The socially progressive program of the Polish…
August 1864 CE
The socially progressive program of the Polish rebellion has been unable to mobilize the peasantry, although it persists stubbornly.
When Russia had officially emancipated the Polish serfs in early 1864, it had removed a major rallying point from the agenda of potential Polish revolutionaries in the Congress Kingdom of Poland.
The insurgent army, equipped with primitive weapons, had survived the winter of 1863-64 in southern Poland, fighting doggedly as partisans in small detachments.

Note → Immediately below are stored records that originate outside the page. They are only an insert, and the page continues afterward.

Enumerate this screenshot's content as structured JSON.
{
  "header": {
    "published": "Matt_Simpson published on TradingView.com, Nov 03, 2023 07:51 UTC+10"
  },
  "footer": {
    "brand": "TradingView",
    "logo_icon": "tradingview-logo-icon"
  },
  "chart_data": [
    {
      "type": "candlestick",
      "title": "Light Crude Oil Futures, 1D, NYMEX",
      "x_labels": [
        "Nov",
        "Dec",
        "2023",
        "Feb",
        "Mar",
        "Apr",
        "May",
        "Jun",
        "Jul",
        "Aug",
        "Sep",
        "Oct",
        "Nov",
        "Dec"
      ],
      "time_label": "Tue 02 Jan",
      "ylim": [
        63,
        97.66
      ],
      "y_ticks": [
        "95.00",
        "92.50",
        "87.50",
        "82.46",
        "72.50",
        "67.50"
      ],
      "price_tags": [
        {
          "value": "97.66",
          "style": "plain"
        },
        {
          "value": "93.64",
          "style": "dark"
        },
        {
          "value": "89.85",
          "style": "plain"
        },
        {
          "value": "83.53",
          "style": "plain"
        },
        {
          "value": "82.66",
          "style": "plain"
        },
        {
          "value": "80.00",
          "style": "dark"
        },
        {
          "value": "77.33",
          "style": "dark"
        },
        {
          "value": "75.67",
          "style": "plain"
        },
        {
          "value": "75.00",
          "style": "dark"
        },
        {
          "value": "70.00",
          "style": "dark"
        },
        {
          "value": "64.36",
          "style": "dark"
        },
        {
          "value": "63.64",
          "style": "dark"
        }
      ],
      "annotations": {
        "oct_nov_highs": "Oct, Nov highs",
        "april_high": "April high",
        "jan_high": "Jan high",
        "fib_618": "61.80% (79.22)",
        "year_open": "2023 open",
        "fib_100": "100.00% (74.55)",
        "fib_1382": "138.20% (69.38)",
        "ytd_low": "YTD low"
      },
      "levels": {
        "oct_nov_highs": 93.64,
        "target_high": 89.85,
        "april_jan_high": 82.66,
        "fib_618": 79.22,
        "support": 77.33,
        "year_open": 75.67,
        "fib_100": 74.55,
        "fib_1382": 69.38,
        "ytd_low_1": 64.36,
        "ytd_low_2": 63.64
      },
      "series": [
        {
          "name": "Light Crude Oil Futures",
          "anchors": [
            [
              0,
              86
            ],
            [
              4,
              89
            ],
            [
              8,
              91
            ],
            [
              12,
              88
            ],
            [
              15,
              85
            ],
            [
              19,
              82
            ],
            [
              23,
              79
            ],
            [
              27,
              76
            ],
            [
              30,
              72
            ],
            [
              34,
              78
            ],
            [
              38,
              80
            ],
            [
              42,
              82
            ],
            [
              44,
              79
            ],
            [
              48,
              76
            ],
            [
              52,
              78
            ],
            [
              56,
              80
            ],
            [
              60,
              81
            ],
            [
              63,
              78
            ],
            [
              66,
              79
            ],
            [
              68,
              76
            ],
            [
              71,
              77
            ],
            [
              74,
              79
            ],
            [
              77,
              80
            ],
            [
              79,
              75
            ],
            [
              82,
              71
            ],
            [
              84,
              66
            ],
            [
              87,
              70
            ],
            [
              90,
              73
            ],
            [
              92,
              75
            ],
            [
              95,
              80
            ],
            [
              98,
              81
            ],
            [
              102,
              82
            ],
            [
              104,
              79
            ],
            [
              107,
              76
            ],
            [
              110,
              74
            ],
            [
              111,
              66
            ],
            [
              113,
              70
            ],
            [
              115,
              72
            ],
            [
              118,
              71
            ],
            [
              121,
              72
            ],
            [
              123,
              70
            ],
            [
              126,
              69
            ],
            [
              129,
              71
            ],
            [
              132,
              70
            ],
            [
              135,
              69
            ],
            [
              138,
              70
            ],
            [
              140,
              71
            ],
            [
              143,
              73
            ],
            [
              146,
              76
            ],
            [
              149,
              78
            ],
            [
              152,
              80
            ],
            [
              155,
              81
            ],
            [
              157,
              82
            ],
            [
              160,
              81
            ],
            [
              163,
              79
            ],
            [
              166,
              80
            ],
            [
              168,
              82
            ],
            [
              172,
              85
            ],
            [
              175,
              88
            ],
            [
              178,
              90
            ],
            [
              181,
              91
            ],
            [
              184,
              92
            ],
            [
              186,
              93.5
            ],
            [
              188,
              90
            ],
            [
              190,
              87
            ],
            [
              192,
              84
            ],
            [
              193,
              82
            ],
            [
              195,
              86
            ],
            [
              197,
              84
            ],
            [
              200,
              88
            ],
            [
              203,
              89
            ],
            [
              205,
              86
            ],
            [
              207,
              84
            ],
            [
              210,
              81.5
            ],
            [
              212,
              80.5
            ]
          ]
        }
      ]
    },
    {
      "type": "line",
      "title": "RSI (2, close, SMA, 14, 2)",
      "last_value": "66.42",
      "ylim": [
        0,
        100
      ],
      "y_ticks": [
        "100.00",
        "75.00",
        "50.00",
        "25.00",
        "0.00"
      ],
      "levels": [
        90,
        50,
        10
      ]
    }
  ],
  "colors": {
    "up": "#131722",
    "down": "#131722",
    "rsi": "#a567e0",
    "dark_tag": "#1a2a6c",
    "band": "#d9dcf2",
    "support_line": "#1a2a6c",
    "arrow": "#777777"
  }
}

However, Romauld Traugutt and the other leaders of the rebellion who had not already fled the country had been arrested in April 1864; their execution in August marks the end of the January Uprising.
Russia now abolishes the Congress Kingdom of Poland altogether and revokes the separate status of the Polish lands, incorporating them directly as the Western Region of the Russian Empire.
The region is placed under the dictatorial rule of Mikhail Nikolayevich Muravyov, known as the Hangman of Wilno.
All Polish citizens are assimilated into the empire and subjected it to an intense Russification policy.
Harsh reprisals are designed to reduce the country to a mere province of Russia, denied even the benefits of subsequent reforms in Russia proper.
Large garrisons and emergency legislation keep the Poles down.
Many individuals involved in the rising are executed or deported to Siberia; thousands of landed estates are confiscated.
The Uniate church is abolished, and the Roman Catholic hierarchy is harassed.
A huge Orthodox church has emerged in the center of Warsaw.
The government believes that it can resolve the Polish question by winning over the peasantry and pitting them against the szlachta and the Catholic church, as well as by eradicating the historical ties between the ”western provinces” and Poland.
Catholics can no longer buy land there.
The post-1863 period marks the beginning of a final parting of the ways between the Poles and the Lithuanians and Ukrainians (the latter also are undergoing a national revival), but in the long run Russian policies will not accomplish their aims.